Morning guys, I bought a OBS a while back, love the tank for no other reason than it will not leak and is easy to build, when I bought the OBS I got two Clapton coils with it, I use a joytech evic Vtwo mini 75w as my everyday, I vape at around 20 watts .3/.4 ohms and I get everything I need from the vape and the battery last around 8 hours before a recharge, the thing is the claptons are sitting there screaming use me... not sure what the build of the claptons is but want to know what wattage I would need to fire these things up they look huge, and is the Evic up to the job..


----------



## Kalashnikov (19/1/17)

definetly not bud. Those coils need 60Watts plus. They are excellent coils tho. Save them for when you get a dual battery mod


----------



## Nick (19/1/17)

Kalashnikov said:


> definetly not bud. Those coils need 60Watts plus. They are excellent coils tho.
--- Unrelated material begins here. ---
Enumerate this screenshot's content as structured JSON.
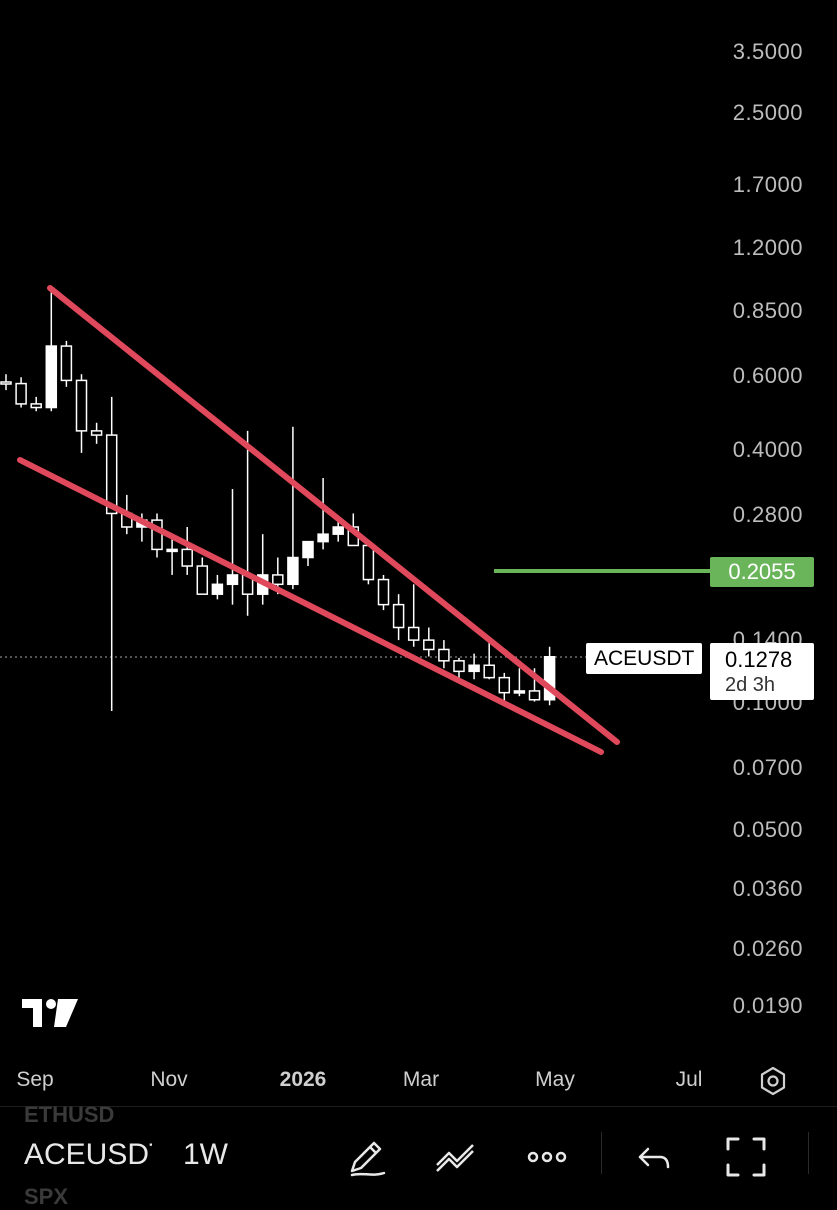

Save them for when you get a dual battery mod


Thanks Kalashnikov, not a fan of huge Mods unfortunately , so supplementary question, what's a good mini size dual battery Mod, and can I build small Clapton coils.


----------



## Keith Milton (19/1/17)

A good Dual battery mod is the Sigeli 213 Fuschai and yes you can build Claptons depending on the size of wire available.


----------



## Nick (19/1/17)

Keith Milton said:


> A good Dual battery mod is the Sigeli 213 Fuschai and yes you can build Claptons depending on the size of wire available.
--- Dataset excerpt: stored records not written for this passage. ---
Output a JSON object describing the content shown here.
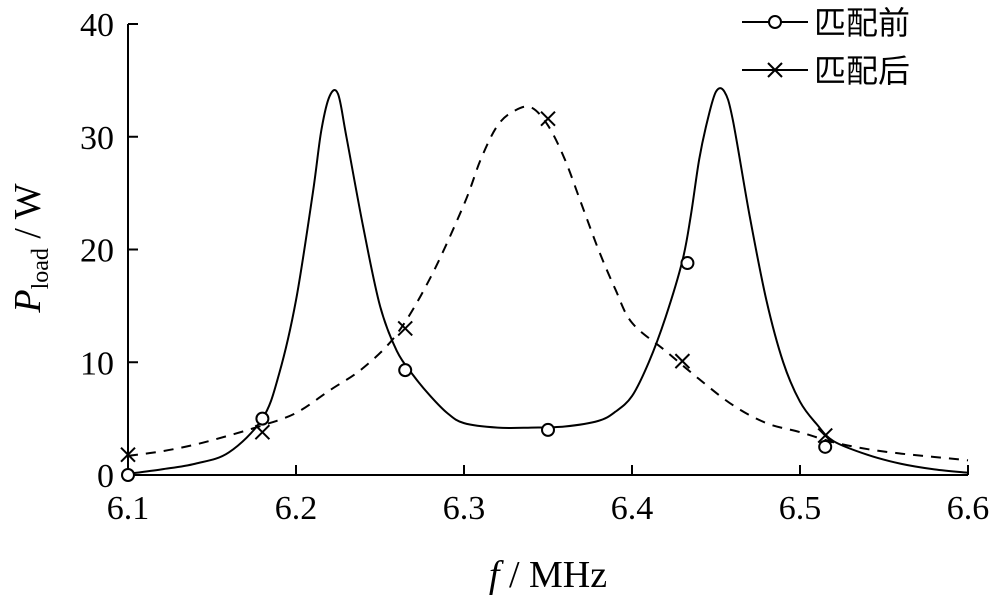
{
  "chart_data": {
    "type": "line",
    "xlabel": {
      "symbol": "f",
      "unit": " / MHz"
    },
    "ylabel": {
      "symbol": "P",
      "subscript": "load",
      "unit": " / W"
    },
    "xlim": [
      6.1,
      6.6
    ],
    "ylim": [
      0,
      40
    ],
    "xticks": [
      "6.1",
      "6.2",
      "6.3",
      "6.4",
      "6.5",
      "6.6"
    ],
    "yticks": [
      "0",
      "10",
      "20",
      "30",
      "40"
    ],
    "grid": false,
    "legend_position": "top-right",
    "series": [
      {
        "name": "匹配前",
        "marker": "circle",
        "line_style": "solid",
        "x": [
          6.1,
          6.12,
          6.14,
          6.16,
          6.18,
          6.19,
          6.2,
          6.21,
          6.215,
          6.22,
          6.225,
          6.23,
          6.24,
          6.25,
          6.26,
          6.27,
          6.28,
          6.29,
          6.3,
          6.32,
          6.34,
          6.36,
          6.38,
          6.39,
          6.4,
          6.41,
          6.42,
          6.43,
          6.435,
          6.44,
          6.445,
          6.45,
          6.455,
          6.46,
          6.47,
          6.48,
          6.49,
          6.5,
          6.51,
          6.52,
          6.54,
          6.56,
          6.58,
          6.6
        ],
        "y": [
          0.1,
          0.5,
          1.0,
          2.0,
          5.0,
          9.0,
          15.5,
          25.0,
          30.5,
          33.6,
          33.8,
          30.0,
          22.0,
          15.0,
          11.0,
          8.8,
          7.0,
          5.5,
          4.6,
          4.2,
          4.2,
          4.3,
          4.8,
          5.6,
          7.0,
          10.0,
          14.0,
          19.0,
          23.0,
          28.0,
          31.5,
          34.0,
          34.0,
          31.5,
          23.0,
          15.5,
          10.0,
          6.5,
          4.5,
          3.0,
          1.8,
          1.0,
          0.5,
          0.2
        ],
        "markers": [
          [
            6.1,
            0.0
          ],
          [
            6.18,
            5.0
          ],
          [
            6.265,
            9.3
          ],
          [
            6.35,
            4.0
          ],
          [
            6.433,
            18.8
          ],
          [
            6.515,
            2.5
          ]
        ]
      },
      {
        "name": "匹配后",
        "marker": "x",
        "line_style": "dashed",
        "x": [
          6.1,
          6.12,
          6.14,
          6.16,
          6.18,
          6.2,
          6.22,
          6.24,
          6.26,
          6.28,
          6.3,
          6.31,
          6.32,
          6.33,
          6.34,
          6.35,
          6.36,
          6.37,
          6.38,
          6.39,
          6.4,
          6.42,
          6.44,
          6.46,
          6.48,
          6.5,
          6.52,
          6.54,
          6.56,
          6.58,
          6.6
        ],
        "y": [
          1.7,
          2.1,
          2.7,
          3.5,
          4.4,
          5.5,
          7.5,
          9.5,
          12.5,
          17.5,
          24.0,
          28.0,
          31.0,
          32.3,
          32.6,
          31.0,
          28.0,
          24.0,
          20.0,
          16.5,
          13.5,
          11.0,
          8.5,
          6.2,
          4.6,
          3.8,
          2.9,
          2.3,
          1.9,
          1.6,
          1.3
        ],
        "markers": [
          [
            6.1,
            1.8
          ],
          [
            6.18,
            3.8
          ],
          [
            6.265,
            13.0
          ],
          [
            6.35,
            31.6
          ],
          [
            6.43,
            10.1
          ],
          [
            6.515,
            3.5
          ]
        ]
      }
    ]
  }
}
 Hi Clapton's for the Evic I mean, (just to confirm)


----------



## Keith Milton (20/1/17)

Yes the 213 will run the Clapton's comfortably and still give the power you need.


----------



## Mahir (20/1/17)

Since you like the Evic, there is a dual 18650 Evic mod with an option to use 1 or 2 18650 batts. Also, Joyetech just released a new Evic called the Primo if I'm not mistaken. Looks awesome that mod. Dual battery, 200w, accommodates 25mm attys and has a leather finish.

Reactions: Like 1


----------